How will the end of non-compete agreements impact real estate brokerage?

The Biden administration seeks to end use of non-compete agreements in employment practices. How will that impact the real estate industry?

In virtually all sales of brokerage firms we are aware of, those who receive a gain from the sale of their realty company enter into restrictive covenants which include non-compete, non-solicitation and non-disclosure agreements. The time period of these covenants ranges from a low of three years to as long as 10 years, and the geography they cover ranges from 100 miles from the location of the seller to as much as several states. In some cases, when firms are recruiting agents through the provision of financial assistance of some kind, even the agents and teams are often required to enter into some form of these restrictive covenants with many of the same features.

It appears that the move by the Biden administration to end non-compete agreements may not have a significant impact on practices currently in place in our industry. However, it could have a large impact were the Biden administration broaden their attempted prohibition to include non-solicitation. In such a case, we would think this could cause purchasers of residential brokerage firms to amend their acquisition activities and at the least restructure the terms of their purchase agreements. 

Little enforcement of non-compete provisions

Over the past 30 years of consulting to the brokerage industry and the merger and acquisition of brokerage firms, RealTrends has been called to testify several times about these restrictive covenants — non-compete agreements. In almost every case, the defendants were brokerage owners who violated their restrictive covenants either by competing with the purchaser of their firm, soliciting agents and employees of their former company or both. In almost every case that we can recall, judges did not enforce the non-compete provisions of the restrictive covenants but almost always enforced the non-solicitation part of the restrictions. 

So, the legal system seems be saying that a non-compete agreement is no always valid, that they will not restrict someone’s right to do the work they were trained for, and that person may not do that work in a way that causes direct harm to the entity that paid them money for their brokerage firms. The list of persons covered by these restrictive covenants in an acquisition generally includes anyone who financially benefitted from a sale.

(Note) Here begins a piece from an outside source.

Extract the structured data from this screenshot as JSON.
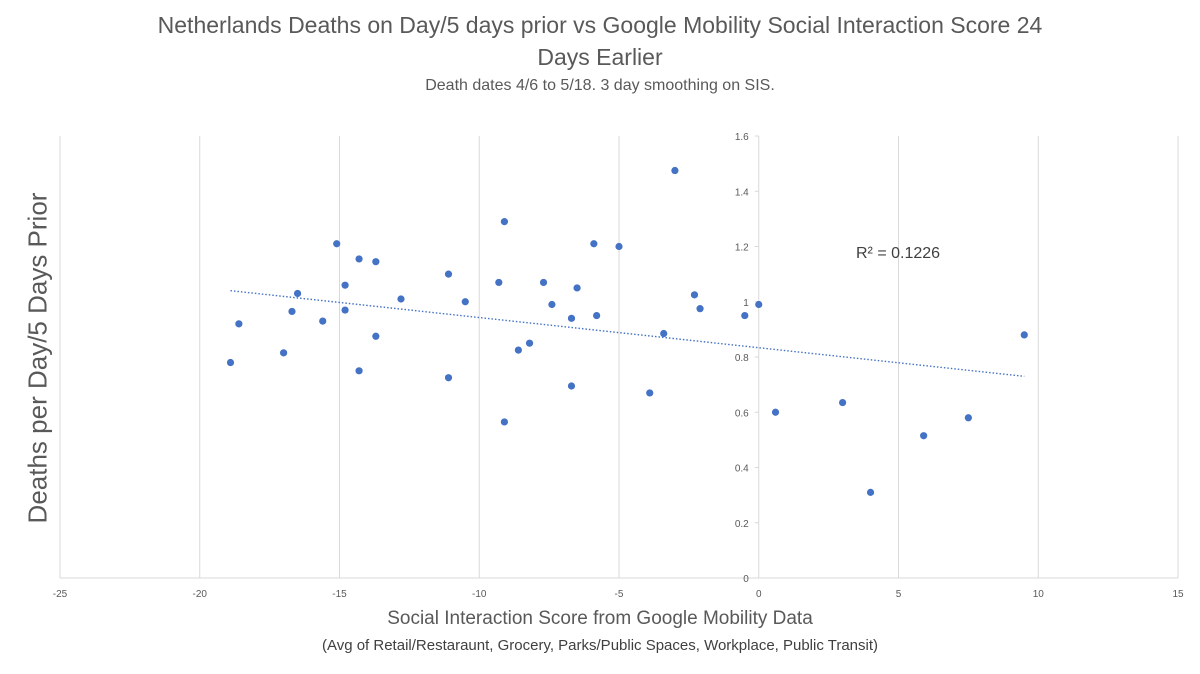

What about non-solicitation?

Such restrictive covenants are also in place at many leading brokerage firms for their sales management personnel. And again, in the cases we are familiar with, courtrooms have found that while the non-compete agreement portions of the restrictive covenants are not normally upheld, the non-solicitation and the non-disclosure parts of the covenants are upheld — stringently in some cases.

If non-compete and non-solicitation agreements are non-enforceable, either for sellers of brokerage firms or for their sales management employment practices, it could cause significant change in both areas.